PAIR TRADING STRATEGY IN INDIAN CAPITAL MARKET: REVIEWS OF LITERATURE(3)

Juan Ledesma Padilla 14 (2005) in his research paper “Market Neutral” Strategy between Telecom Arg and Nortel Inversora shows long run relationships within valuation models, is expected that mean reverting forces are put in place and price converges to its fair value.

Binh Do, Robert Faff and Kais Hamza 15 (2006) proposed a general approach to model relative mispricing for pairs trading purposes, in a continuous time setting. The novelty in this approach lies in its quantification of mean reversion behavior, taking into account theoretical asset pricing relationships.
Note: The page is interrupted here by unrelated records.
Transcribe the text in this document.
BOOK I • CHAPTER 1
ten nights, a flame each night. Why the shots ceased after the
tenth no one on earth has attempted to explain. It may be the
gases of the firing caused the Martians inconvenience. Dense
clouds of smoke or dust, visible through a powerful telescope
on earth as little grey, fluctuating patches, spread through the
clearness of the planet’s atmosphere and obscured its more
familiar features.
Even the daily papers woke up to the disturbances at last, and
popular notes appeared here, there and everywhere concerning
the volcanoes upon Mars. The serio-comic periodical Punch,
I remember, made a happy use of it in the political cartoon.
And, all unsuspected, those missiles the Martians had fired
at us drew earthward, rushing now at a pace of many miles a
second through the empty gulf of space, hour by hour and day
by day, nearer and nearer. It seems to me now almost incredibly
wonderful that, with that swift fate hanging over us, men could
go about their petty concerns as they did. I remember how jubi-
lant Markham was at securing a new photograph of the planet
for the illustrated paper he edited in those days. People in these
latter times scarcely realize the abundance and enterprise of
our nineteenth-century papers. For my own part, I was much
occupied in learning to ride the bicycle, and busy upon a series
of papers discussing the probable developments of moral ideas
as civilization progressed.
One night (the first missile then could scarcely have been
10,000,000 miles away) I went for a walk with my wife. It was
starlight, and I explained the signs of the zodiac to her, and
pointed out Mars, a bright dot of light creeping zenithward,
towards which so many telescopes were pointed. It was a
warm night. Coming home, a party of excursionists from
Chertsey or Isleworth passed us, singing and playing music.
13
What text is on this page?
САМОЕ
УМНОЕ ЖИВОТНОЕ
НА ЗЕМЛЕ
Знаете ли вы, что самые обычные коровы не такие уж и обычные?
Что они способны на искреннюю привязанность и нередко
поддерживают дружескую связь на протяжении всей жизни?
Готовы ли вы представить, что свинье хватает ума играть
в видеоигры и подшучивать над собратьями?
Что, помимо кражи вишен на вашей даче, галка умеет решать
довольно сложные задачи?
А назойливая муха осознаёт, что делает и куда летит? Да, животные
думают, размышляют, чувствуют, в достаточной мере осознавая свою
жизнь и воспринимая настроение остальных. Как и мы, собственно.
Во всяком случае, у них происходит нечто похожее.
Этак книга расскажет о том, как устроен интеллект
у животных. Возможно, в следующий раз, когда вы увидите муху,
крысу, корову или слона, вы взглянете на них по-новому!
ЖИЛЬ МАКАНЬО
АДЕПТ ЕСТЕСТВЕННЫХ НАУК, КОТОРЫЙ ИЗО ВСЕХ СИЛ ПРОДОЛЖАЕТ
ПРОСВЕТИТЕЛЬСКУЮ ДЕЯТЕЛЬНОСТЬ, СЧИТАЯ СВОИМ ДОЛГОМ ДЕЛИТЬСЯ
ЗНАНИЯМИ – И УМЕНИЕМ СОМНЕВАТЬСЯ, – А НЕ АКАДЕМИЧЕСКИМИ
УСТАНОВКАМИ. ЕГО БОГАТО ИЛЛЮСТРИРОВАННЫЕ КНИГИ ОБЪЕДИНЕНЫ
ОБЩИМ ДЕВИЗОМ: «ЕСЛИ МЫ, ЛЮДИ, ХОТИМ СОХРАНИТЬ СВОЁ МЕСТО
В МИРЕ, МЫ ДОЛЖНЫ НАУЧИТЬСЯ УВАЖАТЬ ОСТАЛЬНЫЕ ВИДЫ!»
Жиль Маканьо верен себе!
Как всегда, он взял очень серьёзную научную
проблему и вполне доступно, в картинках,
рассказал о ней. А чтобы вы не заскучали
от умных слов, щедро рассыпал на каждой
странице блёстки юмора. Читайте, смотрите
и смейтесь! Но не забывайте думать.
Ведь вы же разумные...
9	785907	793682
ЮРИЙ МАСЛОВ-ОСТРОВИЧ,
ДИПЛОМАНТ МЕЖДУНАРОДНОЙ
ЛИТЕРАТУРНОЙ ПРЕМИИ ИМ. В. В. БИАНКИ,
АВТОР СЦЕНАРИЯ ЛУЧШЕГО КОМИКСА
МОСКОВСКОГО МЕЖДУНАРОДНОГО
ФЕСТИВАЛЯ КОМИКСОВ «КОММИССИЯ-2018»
Marcelo Scherer Perlin 16 (2006) has suggested a univariate approach of pair trading considering the market transaction cost and extended his own work by suggesting a multivariate approach of pair trading. The basic idea of this proposed approach is to build a pair for each stock based on information of others stocks, instead of just finding one, as was done in the univariate method.

Joseph Engelberg, Pengjie Gao and Ravi Jagannathan 17 (2007) investigated the source of profits from pairs trading. They documented that the profitability from pairs trading is strongly related to the way information diffuses across the stocks in the pair and the frictions which stifle this information flow.

Michael Bock and Roland Mestel 18 (2008) in their paper of A regime-switching relative value arbitrage rules how the relative value arbitrage rule (“pairs trading”) is a well-established speculative investment strategy on financial markets, dating back to the 1980s.

Christian Oliver-Ewald, Ian Gregory and Pieter Knox 19 (2010) showed in their paper OU, CIR and GARCH Dilution as a Sequential Stopping Problem for Pairs Trading that, how arbitrarily sized long/short baskets whose port- folio value is modelled with spread or ratio of any asset weighting can be treated as a sequential stopping problem.